Other than the serve, Nishikori's biggest disadvantage against Medvedev was the inability to put pressure on the Russian's weaker forehand wing on a consistent basis. He had mentioned before the match that he knew his opponent's strengths were his serve and backhand, and that he wanted to attack the forehand. He did, too. But only for the first 5 minutes, in the first game. Nishikori earned a break point which he couldn't convert.
And somewhat surprisingly after that, for a player as adept in returning as himself, Nishikori completely switched off for the rest of the match. He won a total of 1 point in the next 8 return games, resulting in an unwarranted defeat at the hands of a rising star. By the last point, he looked a little too spent mentally as he handed the Russian the win with a forehand error.

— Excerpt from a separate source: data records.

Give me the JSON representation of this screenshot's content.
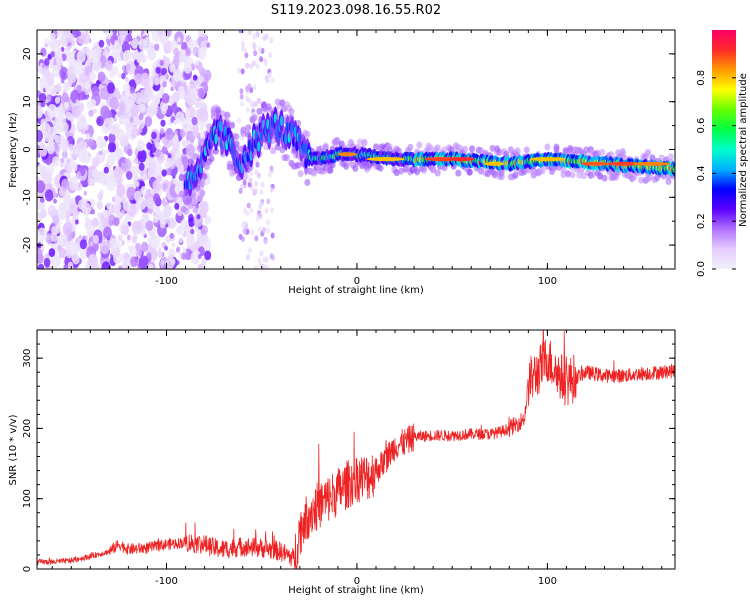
{
  "title": "S119.2023.098.16.55.R02",
  "chart_data": [
    {
      "type": "heatmap",
      "xlabel": "Height of straight line (km)",
      "ylabel": "Frequency (Hz)",
      "xlim": [
        -168,
        167
      ],
      "ylim": [
        -25,
        25
      ],
      "xticks": [
        -100,
        0,
        100
      ],
      "yticks": [
        -20,
        -10,
        0,
        10,
        20
      ],
      "colorbar": {
        "label": "Normalized spectral amplitude",
        "range": [
          0,
          1
        ],
        "ticks": [
          "0.0",
          "0.2",
          "0.4",
          "0.6",
          "0.8"
        ],
        "colormap": [
          "#f0f0f8",
          "#e6ccff",
          "#b070ff",
          "#5a00ff",
          "#0000ff",
          "#00b0ff",
          "#00ffcc",
          "#00ff44",
          "#66ff00",
          "#ffff00",
          "#ff9900",
          "#ff2a2a",
          "#ff0066"
        ]
      },
      "ridge_frequency_hz": [
        {
          "x": -85,
          "y": -7
        },
        {
          "x": -80,
          "y": -2
        },
        {
          "x": -75,
          "y": 4
        },
        {
          "x": -68,
          "y": 2
        },
        {
          "x": -62,
          "y": -3
        },
        {
          "x": -55,
          "y": 1
        },
        {
          "x": -48,
          "y": 4
        },
        {
          "x": -42,
          "y": 5
        },
        {
          "x": -35,
          "y": 3
        },
        {
          "x": -30,
          "y": 1
        },
        {
          "x": -27,
          "y": -2
        },
        {
          "x": -20,
          "y": -2
        },
        {
          "x": -10,
          "y": -1
        },
        {
          "x": 0,
          "y": -1
        },
        {
          "x": 20,
          "y": -2
        },
        {
          "x": 50,
          "y": -2
        },
        {
          "x": 80,
          "y": -3
        },
        {
          "x": 100,
          "y": -2
        },
        {
          "x": 130,
          "y": -3
        },
        {
          "x": 167,
          "y": -4
        }
      ]
    },
    {
      "type": "line",
      "xlabel": "Height of straight line (km)",
      "ylabel": "SNR (10 * v/v)",
      "xlim": [
        -168,
        167
      ],
      "ylim": [
        0,
        340
      ],
      "xticks": [
        -100,
        0,
        100
      ],
      "yticks": [
        0,
        100,
        200,
        300
      ],
      "line_color": "#ee2222",
      "series": [
        {
          "x": [
            -168,
            -160,
            -150,
            -140,
            -130,
            -125,
            -120,
            -110,
            -100,
            -90,
            -80,
            -75,
            -70,
            -60,
            -50,
            -40,
            -33,
            -30,
            -25,
            -20,
            -15,
            -10,
            -5,
            0,
            5,
            10,
            15,
            20,
            25,
            30,
            40,
            50,
            60,
            70,
            75,
            80,
            85,
            88,
            90,
            95,
            100,
            105,
            110,
            120,
            130,
            140,
            150,
            160,
            167
          ],
          "y": [
            10,
            10,
            12,
            18,
            25,
            35,
            28,
            30,
            35,
            38,
            35,
            30,
            28,
            32,
            30,
            25,
            15,
            55,
            80,
            90,
            100,
            110,
            120,
            130,
            130,
            140,
            155,
            175,
            180,
            188,
            190,
            190,
            192,
            192,
            195,
            200,
            208,
            215,
            265,
            280,
            300,
            280,
            265,
            280,
            275,
            275,
            278,
            280,
            282
          ]
        }
      ]
    }
  ]
}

It's justifiable to have a bad day in the office, which could be one explanation for his dismal performance against a strong Medvedev. But, the worrying point is his streak of 8 consecutive losses in finals, following the one in Tokyo. Since winning in Memphis in 2016 (where he beat an eighteen-year-old Taylor Fritz), Nishikori has now lost 8 straight finals that he's appeared in. To make matters worse, he's won a combined total of 1 set in these 8 finals (against Grigor Dimitrov in Brisbane 2017).
In the meantime, he's lost finals against Novak Djokovic, Rafa Nadal, Marin Cilic, and even Alexandr Dolgopolov. Not quite something one would expect from a player of his calibre.
Some might want to squash it off because of his comeback from injury, but the truth is, his comeback started in January, and we're in October now. Nishikori has failed almost every time he's had to really up the ante against someone who's outwitting and overpowering him. Perhaps it all comes down to an inability on service games, but Nishikori looks a bit too mentally fragile in the finals. The mental weakness can very well lead to missing routine shots from both wings which he did in abundance in Tokyo.
Given his history of injuries, physical exhaustion can't be overlooked either, but that gets little support in this case, since he won all his matches in straight sets. He came into the final relatively fresh and feeling healthy.
This could've been the comeback stage for him, but he failed to impress when it mattered the most. Shanghai Masters poses a different challenge for him, and this defeat would surely be a setback. If his serve isn't working - chances of which are very high - it'll be a Herculean task for him to win big matches consistently and return to the level he once was at.